Собственно, приглашали подругу, а не его. Она ждала, что Марк вот-вот переберется к ней со Старолесной окончательно. И если от такого решения шанс отмотаться он сохранял, то от поездки никак. Ехали в ее «Волге». В конце Сущевского вала, даже в 1970-е забитого автотранспортом, следовало перестроиться, чтобы выехать к Нижней Масловке. От водителя требовались известные навыки. Она же после смерти мужа только осваивала вождение. В той поездке нервничала, поглядывая в зеркало заднего вида: нет ли хвоста. Он автомобиль терпел с трудом – его укачивало, боялся сквозняков, духоты, замкнутого пространства. Ко всему, черная «Волга», купленная в валютной Березке, капризничала. То у нее загрязнялся радиатор, то барахлил конденсатор, то садился аккумулятор… Впрочем, добрались без приключений. Для конспирации парковались в стороне, подальше от дома.
Подобные читки-посиделки на кухнях в те годы заполняли вакуум общественной жизни. Собирался круг еретиков. Сидели за большим столом. Говорили негромко. Пили чай с чем-то печеным, принесенным гостями. Многозначительно судачили о большой политике. Мелькали имена тех, кого вызвали на допрос, кого судили. Злословили в адрес отступников, клеймили власти, цензуру.

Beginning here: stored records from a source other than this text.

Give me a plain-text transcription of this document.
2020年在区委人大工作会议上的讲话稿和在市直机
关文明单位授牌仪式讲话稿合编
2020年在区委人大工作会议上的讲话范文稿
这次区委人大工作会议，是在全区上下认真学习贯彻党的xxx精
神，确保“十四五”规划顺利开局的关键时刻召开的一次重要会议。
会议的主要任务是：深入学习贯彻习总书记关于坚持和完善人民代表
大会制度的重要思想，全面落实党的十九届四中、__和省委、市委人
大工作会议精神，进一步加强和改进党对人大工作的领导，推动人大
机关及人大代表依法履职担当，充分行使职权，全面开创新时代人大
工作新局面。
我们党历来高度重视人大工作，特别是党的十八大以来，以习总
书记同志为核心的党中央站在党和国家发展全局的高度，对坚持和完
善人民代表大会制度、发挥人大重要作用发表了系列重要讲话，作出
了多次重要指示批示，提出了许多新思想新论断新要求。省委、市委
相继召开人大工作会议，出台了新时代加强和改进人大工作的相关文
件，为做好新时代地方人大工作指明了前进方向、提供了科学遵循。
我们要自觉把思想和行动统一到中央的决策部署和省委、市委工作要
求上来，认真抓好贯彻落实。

Наконец в прихожей появился автор отвергнутой повести. Жил он по соседству. Пришел без пальто, без шапки. Жгучий взгляд кавказца. Элегантный шарф через плечо. Едва поздоровался. Читать начал без вступления. Глухим, простуженным голосом. Монотонно, без единой паузы. Не отрывая глаз от рукописи. Сидевшие за столом затаили дыхание. В известных местах, намекавших на злободневное, перекидывались взглядами. Никто не шелохнулся. Читка продолжалась ровно час и закончилась без всякого послесловия. Искушенный автор оборвал чтение там, где затевалась интрига и хотелось продолжения. Аплодировали горячо. Но от приглашения к общему чаепитию автор уклонился. Сослался то ли на нездоровье, то ли на занятость. Здоровые и совсем не занятые восхвалители ощутили собственную ущербность.

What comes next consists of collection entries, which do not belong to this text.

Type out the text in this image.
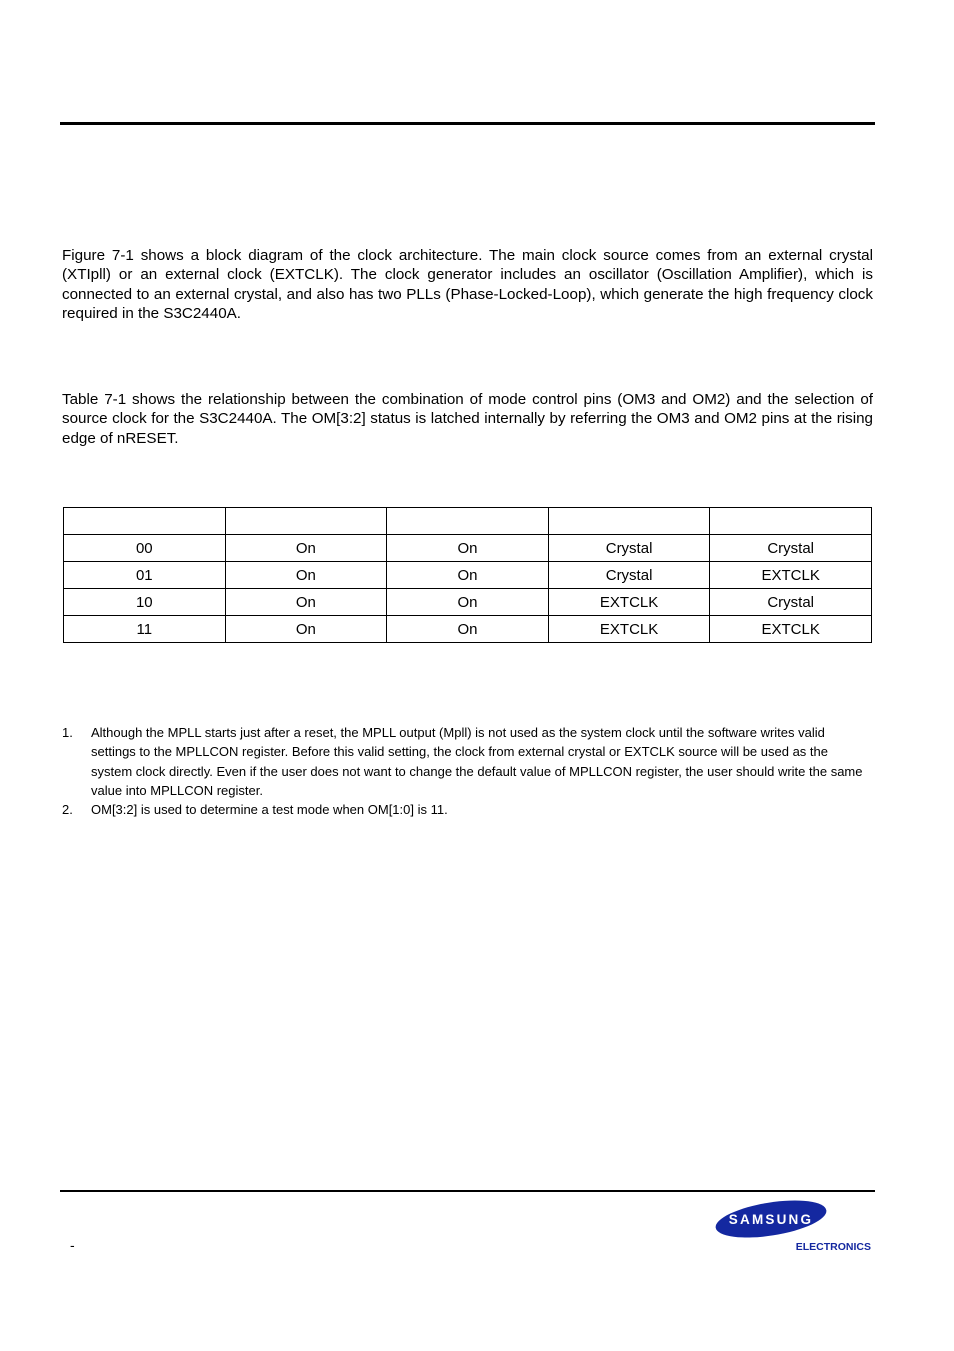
Figure 7-1 shows a block diagram of the clock architecture. The main clock source comes from an external crystal (XTIpll) or an external clock (EXTCLK). The clock generator includes an oscillator (Oscillation Amplifier), which is connected to an external crystal, and also has two PLLs (Phase-Locked-Loop), which generate the high frequency clock required in the S3C2440A.

Table 7-1 shows the relationship between the combination of mode control pins (OM3 and OM2) and the selection of source clock for the S3C2440A. The OM[3:2] status is latched internally by referring the OM3 and OM2 pins at the rising edge of nRESET.

00	On	On	Crystal	Crystal
01	On	On	Crystal	EXTCLK
10	On	On	EXTCLK	Crystal
11	On	On	EXTCLK	EXTCLK
1. Although the MPLL starts just after a reset, the MPLL output (Mpll) is not used as the system clock until the software writes valid settings to the MPLLCON register. Before this valid setting, the clock from external crystal or EXTCLK source will be used as the system clock directly. Even if the user does not want to change the default value of MPLLCON register, the user should write the same value into MPLLCON register.
2. OM[3:2] is used to determine a test mode when OM[1:0] is 11.
-
SAMSUNG
ELECTRONICS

– Это теперь, – заметил Марк в ответ на мое замечание о наивности читателя и странной элитарности обитателей ХЛАМА, – происходившее на кухне кажется нелепостью. Тогда же мало кто из нас задумывался о морали диссидентов-интеллектуалов. Нам казалось нормой взаимоисключающее – гонимость и оранжерейность элиты, искренне ненавидевшей власть и принимавшей от нее немыслимые блага, многомиллионные тиражи, баснословные гонорары, благоустроенные квартиры, машины, дачи, всё. В то время мы идеализировали Запад. Никто не думал, что свобода обнажит нашу бездарность.
Марк с пристрастием описывал то возвращение из ХЛАМа. В рассуждениях подруги сквозило чванство принадлежностью к Салону, к высокому искусству. Мол, войти в тот круг непросто, осуждать его непозволительно, а попасть под подозрение в ненадежности, а то и в тайном фискальстве, запросто. Смотри, конечно, предостерегала она, дело твое, но куда уместнее осмотрительность, чем осуждение и критиканство.